Num passado algo remoto, as eleições para as mesas do Congresso Nacional não costumavam produzir noticiário tão abundante e atraente. A rotina era o partido majoritário e governista indicar os presidentes, de seus quadros ou de algum aliado, e as demais agremiações encaixarem-se nos outros cargos conforme a proporcionalidade. E a Câmara dos Deputados e o Senado Federal estavam habituados a viver numa "harmonia subordinada" ao Executivo.
A coisa começou a mudar, ainda timidamente, quando o PT nos
anos 90 decidiu disputar com candidato próprio a presidência da Câmara, uma
tática de demarcação de limites com o então governo tucano. Mas a ação se esgotava no terreno da propaganda, acabava não tendo efeito prático, visto
que a ampla maioria governista terminava se impondo, mesmo quando vivia tensões
internas.
O caldo desandou pela primeira vez em 2005, no primeiro
governo petista, pois um racha no PT acabou permitindo a vitória de Severino
Cavalcanti (PP-PE) na Câmara. Veio uma chacoalhada, mas o mandato dele durou
pouco (teve de renunciar sob acusações de corrupção) e o governo conseguiu fazer
o sucessor, numa votação apertada. Dali em diante, o PT, gato escaldado, buscou
uma aliança-seguro com o então PMDB nos deputados.
Disso, em algum grau, também resultou a presença de Michel
Temer na vice dos dois últimos mandatos petistas. Anos depois, esse “seguro-PMDB”
não se comprovou tão funcional assim para o PT, mas aí já entraríamos em outro
assunto. Que vale a pena discutir, mas é outro assunto.

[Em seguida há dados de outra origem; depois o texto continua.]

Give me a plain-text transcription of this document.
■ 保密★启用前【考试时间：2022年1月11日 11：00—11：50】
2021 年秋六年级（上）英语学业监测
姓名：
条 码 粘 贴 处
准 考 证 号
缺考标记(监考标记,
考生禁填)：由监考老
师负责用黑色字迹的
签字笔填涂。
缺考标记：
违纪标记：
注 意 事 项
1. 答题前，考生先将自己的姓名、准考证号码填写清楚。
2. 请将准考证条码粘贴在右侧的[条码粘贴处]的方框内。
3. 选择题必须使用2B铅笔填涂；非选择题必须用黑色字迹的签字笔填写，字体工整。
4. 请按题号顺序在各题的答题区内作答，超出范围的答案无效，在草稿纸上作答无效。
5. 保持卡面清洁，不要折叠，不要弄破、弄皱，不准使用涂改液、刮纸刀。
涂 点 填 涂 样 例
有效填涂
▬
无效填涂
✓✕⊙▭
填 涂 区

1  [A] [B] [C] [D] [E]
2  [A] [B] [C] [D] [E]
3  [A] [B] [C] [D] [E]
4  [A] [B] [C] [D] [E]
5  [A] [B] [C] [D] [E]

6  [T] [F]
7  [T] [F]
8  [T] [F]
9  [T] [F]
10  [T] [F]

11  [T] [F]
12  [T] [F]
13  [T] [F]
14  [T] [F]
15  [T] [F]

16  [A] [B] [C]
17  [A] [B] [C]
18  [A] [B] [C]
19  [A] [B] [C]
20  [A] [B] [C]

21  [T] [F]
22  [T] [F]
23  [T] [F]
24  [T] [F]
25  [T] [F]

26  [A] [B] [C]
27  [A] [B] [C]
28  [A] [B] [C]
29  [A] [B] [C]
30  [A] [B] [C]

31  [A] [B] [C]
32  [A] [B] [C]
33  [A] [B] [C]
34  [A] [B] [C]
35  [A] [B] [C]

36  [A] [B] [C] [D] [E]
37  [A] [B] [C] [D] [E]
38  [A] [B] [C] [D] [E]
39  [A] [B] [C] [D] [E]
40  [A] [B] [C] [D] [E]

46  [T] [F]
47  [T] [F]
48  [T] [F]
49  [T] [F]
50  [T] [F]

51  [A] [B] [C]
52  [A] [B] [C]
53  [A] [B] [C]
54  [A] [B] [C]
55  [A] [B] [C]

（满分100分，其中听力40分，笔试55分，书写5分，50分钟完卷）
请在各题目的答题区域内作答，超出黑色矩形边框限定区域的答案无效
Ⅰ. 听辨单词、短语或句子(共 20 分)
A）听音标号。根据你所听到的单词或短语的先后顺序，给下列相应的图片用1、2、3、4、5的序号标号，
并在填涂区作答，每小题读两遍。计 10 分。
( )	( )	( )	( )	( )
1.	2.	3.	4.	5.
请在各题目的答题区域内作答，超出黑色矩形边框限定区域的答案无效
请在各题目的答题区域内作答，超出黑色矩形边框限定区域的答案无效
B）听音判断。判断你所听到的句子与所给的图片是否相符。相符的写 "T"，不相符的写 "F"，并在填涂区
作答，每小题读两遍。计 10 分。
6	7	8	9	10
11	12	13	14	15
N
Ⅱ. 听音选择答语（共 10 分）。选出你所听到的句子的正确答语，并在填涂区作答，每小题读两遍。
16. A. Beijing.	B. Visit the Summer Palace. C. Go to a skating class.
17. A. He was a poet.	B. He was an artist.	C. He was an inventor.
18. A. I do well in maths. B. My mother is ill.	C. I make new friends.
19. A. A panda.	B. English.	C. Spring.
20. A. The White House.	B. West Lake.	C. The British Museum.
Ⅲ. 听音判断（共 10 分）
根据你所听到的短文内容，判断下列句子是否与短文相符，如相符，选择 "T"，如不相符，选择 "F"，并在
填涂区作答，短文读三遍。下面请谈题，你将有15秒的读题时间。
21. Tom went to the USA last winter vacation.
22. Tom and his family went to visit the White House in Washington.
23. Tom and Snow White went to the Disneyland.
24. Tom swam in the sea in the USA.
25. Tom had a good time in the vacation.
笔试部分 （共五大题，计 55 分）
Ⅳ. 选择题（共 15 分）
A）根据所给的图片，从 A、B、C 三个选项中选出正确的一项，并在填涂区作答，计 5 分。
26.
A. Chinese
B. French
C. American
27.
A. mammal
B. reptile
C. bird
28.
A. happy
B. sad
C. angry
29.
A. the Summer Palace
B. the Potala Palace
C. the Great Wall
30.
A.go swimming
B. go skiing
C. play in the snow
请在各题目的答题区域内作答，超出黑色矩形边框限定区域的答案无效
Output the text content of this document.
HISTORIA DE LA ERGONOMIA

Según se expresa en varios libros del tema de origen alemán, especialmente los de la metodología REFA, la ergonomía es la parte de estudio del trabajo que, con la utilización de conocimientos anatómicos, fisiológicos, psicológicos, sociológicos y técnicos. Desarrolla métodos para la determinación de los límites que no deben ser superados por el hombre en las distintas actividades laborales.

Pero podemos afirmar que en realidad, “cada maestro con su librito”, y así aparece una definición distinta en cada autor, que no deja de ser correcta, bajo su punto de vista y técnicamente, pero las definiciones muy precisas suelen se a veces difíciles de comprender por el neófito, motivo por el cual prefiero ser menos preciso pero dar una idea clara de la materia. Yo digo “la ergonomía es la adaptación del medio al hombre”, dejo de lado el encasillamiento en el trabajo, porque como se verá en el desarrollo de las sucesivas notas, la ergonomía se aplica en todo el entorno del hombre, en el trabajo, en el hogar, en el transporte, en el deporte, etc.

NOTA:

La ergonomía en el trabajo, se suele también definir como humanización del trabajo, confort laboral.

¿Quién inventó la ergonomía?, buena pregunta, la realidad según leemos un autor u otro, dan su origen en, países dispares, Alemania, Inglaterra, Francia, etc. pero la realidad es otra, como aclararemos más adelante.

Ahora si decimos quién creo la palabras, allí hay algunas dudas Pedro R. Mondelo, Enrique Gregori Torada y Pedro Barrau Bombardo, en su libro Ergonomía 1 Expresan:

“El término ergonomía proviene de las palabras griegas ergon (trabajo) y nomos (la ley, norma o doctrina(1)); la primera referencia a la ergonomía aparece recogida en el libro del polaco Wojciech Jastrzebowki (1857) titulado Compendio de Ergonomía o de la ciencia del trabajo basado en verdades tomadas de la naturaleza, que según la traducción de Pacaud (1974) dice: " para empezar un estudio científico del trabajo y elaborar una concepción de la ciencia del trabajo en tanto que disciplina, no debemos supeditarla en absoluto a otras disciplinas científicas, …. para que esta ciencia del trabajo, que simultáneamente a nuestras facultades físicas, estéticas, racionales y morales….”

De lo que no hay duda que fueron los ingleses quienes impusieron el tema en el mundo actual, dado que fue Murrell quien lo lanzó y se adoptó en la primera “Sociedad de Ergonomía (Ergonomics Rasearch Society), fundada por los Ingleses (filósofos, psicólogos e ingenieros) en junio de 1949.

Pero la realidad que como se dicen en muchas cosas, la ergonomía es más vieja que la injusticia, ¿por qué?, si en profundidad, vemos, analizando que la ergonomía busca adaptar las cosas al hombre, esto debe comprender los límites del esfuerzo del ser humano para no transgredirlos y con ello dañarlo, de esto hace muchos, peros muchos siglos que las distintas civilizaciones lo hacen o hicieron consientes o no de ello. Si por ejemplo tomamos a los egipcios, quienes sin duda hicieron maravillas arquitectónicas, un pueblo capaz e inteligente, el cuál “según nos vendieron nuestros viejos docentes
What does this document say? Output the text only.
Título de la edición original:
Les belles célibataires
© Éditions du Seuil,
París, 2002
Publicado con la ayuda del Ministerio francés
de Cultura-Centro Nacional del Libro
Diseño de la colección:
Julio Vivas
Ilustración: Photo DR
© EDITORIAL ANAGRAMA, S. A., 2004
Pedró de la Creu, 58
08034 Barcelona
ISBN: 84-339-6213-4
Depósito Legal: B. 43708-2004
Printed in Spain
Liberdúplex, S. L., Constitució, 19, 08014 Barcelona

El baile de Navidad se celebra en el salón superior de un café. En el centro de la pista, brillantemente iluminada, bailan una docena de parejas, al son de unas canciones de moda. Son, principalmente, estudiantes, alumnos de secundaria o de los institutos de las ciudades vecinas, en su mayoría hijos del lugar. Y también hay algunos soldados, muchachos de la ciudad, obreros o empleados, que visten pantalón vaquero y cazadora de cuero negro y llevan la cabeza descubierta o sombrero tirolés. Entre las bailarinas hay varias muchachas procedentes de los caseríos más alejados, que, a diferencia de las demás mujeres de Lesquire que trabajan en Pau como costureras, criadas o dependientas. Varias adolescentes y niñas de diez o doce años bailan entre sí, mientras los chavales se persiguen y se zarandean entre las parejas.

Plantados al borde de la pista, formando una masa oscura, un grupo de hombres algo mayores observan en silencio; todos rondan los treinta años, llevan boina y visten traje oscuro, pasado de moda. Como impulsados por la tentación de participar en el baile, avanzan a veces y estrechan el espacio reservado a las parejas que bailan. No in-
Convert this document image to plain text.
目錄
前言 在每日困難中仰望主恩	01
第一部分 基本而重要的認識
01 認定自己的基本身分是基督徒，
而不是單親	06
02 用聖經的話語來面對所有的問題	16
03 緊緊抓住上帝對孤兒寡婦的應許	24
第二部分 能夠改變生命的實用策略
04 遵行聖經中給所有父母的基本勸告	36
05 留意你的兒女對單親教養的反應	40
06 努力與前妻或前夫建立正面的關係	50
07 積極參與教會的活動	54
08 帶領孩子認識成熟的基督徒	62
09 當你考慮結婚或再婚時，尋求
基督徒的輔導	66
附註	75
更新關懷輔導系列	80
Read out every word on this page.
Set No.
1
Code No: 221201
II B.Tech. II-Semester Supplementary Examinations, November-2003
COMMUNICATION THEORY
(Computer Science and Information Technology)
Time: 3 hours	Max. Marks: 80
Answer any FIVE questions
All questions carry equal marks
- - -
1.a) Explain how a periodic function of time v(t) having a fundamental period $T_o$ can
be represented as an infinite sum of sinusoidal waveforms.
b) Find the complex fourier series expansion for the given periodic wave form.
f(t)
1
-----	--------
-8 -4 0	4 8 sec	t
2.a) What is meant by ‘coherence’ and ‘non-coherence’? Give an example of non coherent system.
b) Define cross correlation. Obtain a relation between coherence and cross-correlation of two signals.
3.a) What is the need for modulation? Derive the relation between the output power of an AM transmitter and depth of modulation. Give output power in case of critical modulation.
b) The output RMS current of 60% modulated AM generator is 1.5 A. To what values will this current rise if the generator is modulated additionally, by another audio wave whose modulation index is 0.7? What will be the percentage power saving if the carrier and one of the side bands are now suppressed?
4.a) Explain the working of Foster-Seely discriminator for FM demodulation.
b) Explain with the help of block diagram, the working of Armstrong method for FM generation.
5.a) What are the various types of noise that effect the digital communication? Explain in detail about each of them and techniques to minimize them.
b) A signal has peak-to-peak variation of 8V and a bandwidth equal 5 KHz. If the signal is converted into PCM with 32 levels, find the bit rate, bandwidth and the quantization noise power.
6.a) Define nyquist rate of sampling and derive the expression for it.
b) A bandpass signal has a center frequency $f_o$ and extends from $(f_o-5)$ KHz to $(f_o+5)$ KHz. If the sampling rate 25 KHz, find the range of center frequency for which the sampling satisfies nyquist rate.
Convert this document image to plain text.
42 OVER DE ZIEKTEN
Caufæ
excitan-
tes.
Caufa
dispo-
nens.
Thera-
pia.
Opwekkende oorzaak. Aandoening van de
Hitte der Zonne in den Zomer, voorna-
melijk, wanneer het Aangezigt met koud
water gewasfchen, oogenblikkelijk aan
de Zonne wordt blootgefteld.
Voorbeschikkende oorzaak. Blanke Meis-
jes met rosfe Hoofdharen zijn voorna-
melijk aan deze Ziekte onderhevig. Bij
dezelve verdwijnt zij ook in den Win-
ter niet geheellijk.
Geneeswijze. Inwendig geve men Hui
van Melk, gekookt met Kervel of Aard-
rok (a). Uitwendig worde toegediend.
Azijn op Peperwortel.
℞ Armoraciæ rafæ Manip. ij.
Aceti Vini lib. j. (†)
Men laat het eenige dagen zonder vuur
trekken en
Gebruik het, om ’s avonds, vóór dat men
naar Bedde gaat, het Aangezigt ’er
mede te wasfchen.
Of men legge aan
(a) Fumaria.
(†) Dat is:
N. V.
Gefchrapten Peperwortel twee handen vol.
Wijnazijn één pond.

Nunca mais, porém, o país voltou aos tempos da monotonia de antigamente. E
chegamos onde chegamos. Em parte por causa da pulverização partidária. Não existe mais "partido majoritário". Mas também
porque os dois impeachments entre os quatro presidentes eleitos antes de Jair
Bolsonaro acabaram transformando o presidente da Câmara quase num dos árbitros supremos da República. Sem falar de seu poder para pautar ou deixar de
pautar os assuntos de interesse do Executivo.
É esperado, portanto, que o ocupante do Palácio do Planalto
lute para colocar aliados no comando do Legislativo, especialmente da Câmara. E
a luta eleitoral de agora foi se tornando mais cruenta na medida em que ficou
claro o objetivo dos candidatos oposicionistas: estimular a anabolização de um
ambiente favorável a colocar a corda política em torno do pescoço do presidente
da República. Esqueçam dos discursos de fachada: é só disso que se trata.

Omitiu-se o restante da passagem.